MIAMI -- Shortly after the final play, Miami's seniors gathered at midfield for a group picture, representing their final moments together on the Hurricanes' home turf.
They might have to do it again on New Year's Night.
Improbable as it seemed a month ago, the Hurricanes are very much in the hunt for an Orange Bowl berth.
Javarris James ran for a touchdown, Matt Bosher kicked three field goals, and Miami got huge defensive plays from Marcus Robinson and Allen Bailey on Virginia Tech's final drive to beat the Hokies 16-14 on Thursday night and move into first place in the Atlantic Coast Conference's Coastal Division.
"Tremendous game tonight," said Miami coach Randy Shannon, whose team started 2-3 and has won five straight since. "Unbelievable. ... It was nip-and-tuck, which way would it go, you didn't know."
The Hurricanes' defense wasn't so uncertain.
Miami had a season-best six sacks, three of them by Robinson -- one of the 11 true freshmen on the Hurricanes' two-deep -- and didn't even let the Hokies past their own 20 in the third quarter. Tyrod Taylor had two rushing touchdowns for Virginia Tech (6-4, 3-3), including one with 3:28 remaining, but the Hokies suffered a rare Thursday night loss.
Virginia Tech is 15-4 in the prime-time showcase. Among ACC teams with more than five appearances, only Miami -- 13-1 -- has a better record.
"It's hard to beat a good football team when you run six plays in the third quarter," Hokies coach Frank Beamer said. "We played that whole third quarter on our side of the field. The defense kept battling, they never gave in. Our offense never gave in."
So for now, Miami (7-3, 4-2) holds the outright lead in the ACC Coastal, a half-game ahead of North Carolina, which will need to win Saturday at Maryland to keep pace in the race for a trip to the league title game in Tampa. The ACC winner will have a spot in the Orange Bowl, played on Miami's home field, Dolphin Stadium.
"Right now, it really doesn't mean anything," James said. "We still have two games to go."
Virginia Tech got the ball back with about three minutes left, without timeouts and needing only a field goal to win. The Hokies never got close.
Robinson's third-down stop on Dustin Pickle forced the Hokies into a fourth-and-3 -- and Bailey sacked Taylor to seal the win for Miami, which knelt three times to run out the clock.
"I went out and played hard for our seniors and sent them off with a bang," Robinson said.
Miami held Darren Evans, who rushed for a school-record 253 yards last week, to 43 yards on 17 carries.
"I thought we were going to do it," Taylor said. "We just didn't have enough time."

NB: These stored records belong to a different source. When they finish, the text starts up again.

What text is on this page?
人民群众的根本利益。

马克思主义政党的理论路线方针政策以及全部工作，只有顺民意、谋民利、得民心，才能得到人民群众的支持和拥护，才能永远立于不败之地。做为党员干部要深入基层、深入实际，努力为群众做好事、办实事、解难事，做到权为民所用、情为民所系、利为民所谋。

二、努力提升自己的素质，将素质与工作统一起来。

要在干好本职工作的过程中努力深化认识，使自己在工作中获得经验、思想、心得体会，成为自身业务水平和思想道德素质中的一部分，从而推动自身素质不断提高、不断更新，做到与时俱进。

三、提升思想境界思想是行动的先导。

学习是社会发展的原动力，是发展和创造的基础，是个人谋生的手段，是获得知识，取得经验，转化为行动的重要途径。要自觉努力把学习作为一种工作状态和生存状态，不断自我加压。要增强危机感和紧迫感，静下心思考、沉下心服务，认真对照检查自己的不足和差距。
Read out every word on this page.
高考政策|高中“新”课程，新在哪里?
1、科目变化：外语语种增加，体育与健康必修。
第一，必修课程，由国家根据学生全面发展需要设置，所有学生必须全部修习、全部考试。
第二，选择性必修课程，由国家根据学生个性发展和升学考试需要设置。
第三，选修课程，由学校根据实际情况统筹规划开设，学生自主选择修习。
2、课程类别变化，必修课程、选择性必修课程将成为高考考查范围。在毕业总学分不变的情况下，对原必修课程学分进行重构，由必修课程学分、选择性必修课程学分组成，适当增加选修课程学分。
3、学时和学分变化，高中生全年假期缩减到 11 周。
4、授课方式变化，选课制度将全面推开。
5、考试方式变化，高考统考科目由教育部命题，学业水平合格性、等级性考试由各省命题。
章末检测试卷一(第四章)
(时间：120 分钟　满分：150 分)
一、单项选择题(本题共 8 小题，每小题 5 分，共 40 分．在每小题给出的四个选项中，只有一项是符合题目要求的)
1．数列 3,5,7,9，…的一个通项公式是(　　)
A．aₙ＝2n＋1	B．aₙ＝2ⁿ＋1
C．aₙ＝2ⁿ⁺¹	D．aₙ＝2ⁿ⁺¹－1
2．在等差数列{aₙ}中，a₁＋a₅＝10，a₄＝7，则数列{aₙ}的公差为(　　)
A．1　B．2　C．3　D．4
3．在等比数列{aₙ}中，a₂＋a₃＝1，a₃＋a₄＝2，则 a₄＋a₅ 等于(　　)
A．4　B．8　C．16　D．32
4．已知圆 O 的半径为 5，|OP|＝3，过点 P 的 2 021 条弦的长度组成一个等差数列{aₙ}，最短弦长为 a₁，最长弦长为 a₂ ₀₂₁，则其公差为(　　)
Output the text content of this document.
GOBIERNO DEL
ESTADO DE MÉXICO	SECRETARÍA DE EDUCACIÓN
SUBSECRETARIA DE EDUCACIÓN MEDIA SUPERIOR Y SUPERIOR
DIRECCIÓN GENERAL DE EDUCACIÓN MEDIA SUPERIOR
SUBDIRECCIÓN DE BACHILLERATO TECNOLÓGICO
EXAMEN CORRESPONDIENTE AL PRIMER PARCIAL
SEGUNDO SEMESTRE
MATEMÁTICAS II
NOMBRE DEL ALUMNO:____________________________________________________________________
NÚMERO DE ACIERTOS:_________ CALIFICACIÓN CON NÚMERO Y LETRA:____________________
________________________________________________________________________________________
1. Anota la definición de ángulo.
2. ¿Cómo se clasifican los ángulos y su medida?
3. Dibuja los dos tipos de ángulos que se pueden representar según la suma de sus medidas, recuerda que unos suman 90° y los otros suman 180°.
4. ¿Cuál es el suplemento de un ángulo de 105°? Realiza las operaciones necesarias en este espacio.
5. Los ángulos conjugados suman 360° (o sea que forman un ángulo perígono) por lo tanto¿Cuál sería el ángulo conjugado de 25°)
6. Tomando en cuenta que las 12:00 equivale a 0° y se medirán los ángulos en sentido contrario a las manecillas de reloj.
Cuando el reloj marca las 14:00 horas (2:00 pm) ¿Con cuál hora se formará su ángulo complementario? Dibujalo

Robert Marve threw for 121 yards and rushed for 44 more for the Hurricanes, who won just five games last season and started 0-2 in the ACC this year -- yet have been the league's hottest team since.
And it was the defense that carried the 'Canes once again.
Miami ran 20 plays from scrimmage in the third quarter, compared with six by Virginia Tech -- which never advanced the ball farther than its own 18 in that period, adding to the Hurricanes' run of defensive dominance coming out of halftime.
Over the last five games, the Hurricanes' defense has been on the field for 76 plays in third quarters and given up a mere 139 yards, a paltry 1.8 yard-per-play average. And with defense like that, Miami didn't mind settling for field goals to stretch the lead.
Bosher connected from 21 and 31 yards in the third quarter, then added a 23-yarder early in the fourth for a 16-7 Miami advantage.
Needing two scores at that point and with time running short, the Hokies looked for a big play -- and nearly got it. Taylor's pass to Dyrell Roberts on a stop-and-go route was perfect, but Roberts dropped the ball inside the Miami 20 with 7:34 left, a play where he could have easily beaten Chavez Grant for a touchdown.
Virginia Tech eventually got Taylor's second TD run on that drive -- but 4:06 after the big drop, time that the Hokies could have used at the end.
Not only was it senior night for 23 Hurricanes, but Miami added five players -- Jim Kelly, Cortez Kennedy, Jim Otto, Gino Torretta and Edgerrin James -- to its ring of honor in a halftime ceremony.
Four of those five were present for the party.
The fifth surely got a thrill watching in Arizona on television, when his cousin opened the scoring.
Javarris James -- who wears No. 5, just like Edgerrin James did for the Hurricanes -- capped a 76-yard, 12-play drive with a 3-yard touchdown burst late in the first quarter. Miami caught two big breaks on that march, one when Orion Martin was penalized 15 yards for a helmet-to-helmet hit against Marve on what was a failed third-down pass, the other when Marve's fumble inside the Virginia Tech 10 was recovered by Hurricanes receiver LaRon Byrd.
Taylor tied it in the second quarter with a 14-yard run, but the Hokies never clicked consistently on offense, and paid the price.
"They had that one drive where they scored a touchdown," Marve said. "But besides that, I think they went more backward than forward."